Kalaupun ada yang ingin memperbaiki kondisi tersebut, dari mana harus memulai dan
oleh siapa? Ujung-ujungnya, yang terjadi adalah saling menyalahkan sehingga tidak pernah
ada satu penyelesaian yang elegan, yang saling menghargai semuanya dalam kemitraan
global tanpa ada paksaan dan misi untuk mengumpulkan ilmu pengetahuan dan
mencerdaskan bangsa, universal education, dapat tercapai.
Tulisan ini merupakan salah satu pemikiran yang mungkin terlewat untuk diamati,
mungkin juga akan ada yang melihatnya sebagai alternatif lain dari alternatif-alternatif yang
selama ini ada, baik yang sudah diimplementasikan ataupun yang belum. Yang jelas, tulisan
ini merupakan gagasan yang terkumpul dengan sendirinya berdasarkan pengalaman penulis
dalam membantu industri-industri di Indonesia.

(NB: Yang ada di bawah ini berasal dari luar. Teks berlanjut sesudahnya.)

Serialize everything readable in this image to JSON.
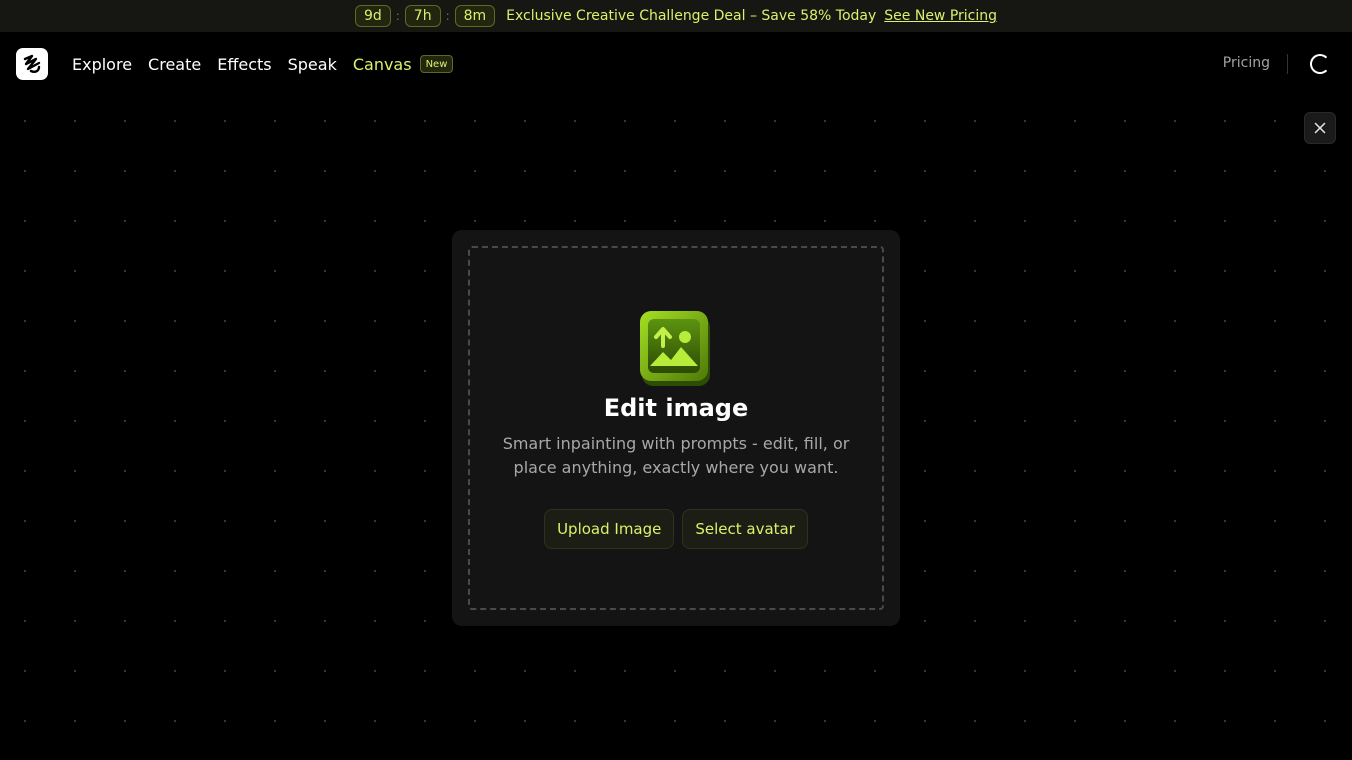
{
  "promo": {
    "timer": {
      "days": "9d",
      "hours": "7h",
      "minutes": "8m",
      "separator": ":"
    },
    "text": "Exclusive Creative Challenge Deal – Save 58% Today",
    "link": "See New Pricing"
  },
  "nav": {
    "items": [
      {
        "label": "Explore"
      },
      {
        "label": "Create"
      },
      {
        "label": "Effects"
      },
      {
        "label": "Speak"
      },
      {
        "label": "Canvas",
        "badge": "New"
      }
    ],
    "pricing": "Pricing"
  },
  "modal": {
    "title": "Edit image",
    "description": "Smart inpainting with prompts - edit, fill, or place anything, exactly where you want.",
    "upload_label": "Upload Image",
    "avatar_label": "Select avatar"
  },
  "colors": {
    "accent": "#d9f26b",
    "background": "#000000",
    "card": "#141414"
  },
  "icons": {
    "logo": "brand-logo-icon",
    "close": "close-icon",
    "hero": "image-upload-icon",
    "loading": "spinner-icon"
  }
}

Secara umum, produksi mempunyai bermacam arti, misalnya produksi benda-benda
industri, produksi perangkat lunak (software), produksi energi, dan sebagainya. Pada tulisan
ini, contoh-contoh ilustrasi agak meluas mencakup industri/bisnis pendidikan, energi dan
lainnya, sekadar untuk memperlihatkan bahwa konsep yang digunakan sebenarnya dapat
diterapkan di jenis industri manapun.
Produksi dapat diartikan sebagai kegiatan untuk meningkatkan atau menciptakan nilai
suatu benda/produk dengan masukan berupa faktor-faktor produksi, sehingga menjadi suatu
produk sebagai keluarannya. Produksi sebagai suatu sistem dapat diperlihatkan pada Gambar
1.
§
Gambar 1. Pengertian Umum Produksi
Untuk dapat memiliki suatu produk, konsumen harus membayar harganya. Harga tersebut
ditentukan oleh 4 aspek :
- fungsi dan kualitas produk,
- ongkos produksi + ongkos purna produksi,
- jumlah pesanan dan waktu penyerahan yang diminta, serta
- keuntungan yang diminta perusahaan.
Jika ditinjau dari harga, maka dapat dikemukakan suatu parameter yang disebut nilai
tambah (added value), yang dapat digunakan untuk mengukur kenaikan nilai suatu produk
dibandingkan dengan ongkos/biaya produksinya, yaitu:
NILAI TAMBAH = HARGA JUAL - ONGKOS PRODUKSI
Nilai tambah ini sebagian berupa keuntungan perusahaan, sedangkan sebagian lainnya berupa
keuntungan yang dinikmati masyarakat, yang dapat menunjang kesejahteraan sosial.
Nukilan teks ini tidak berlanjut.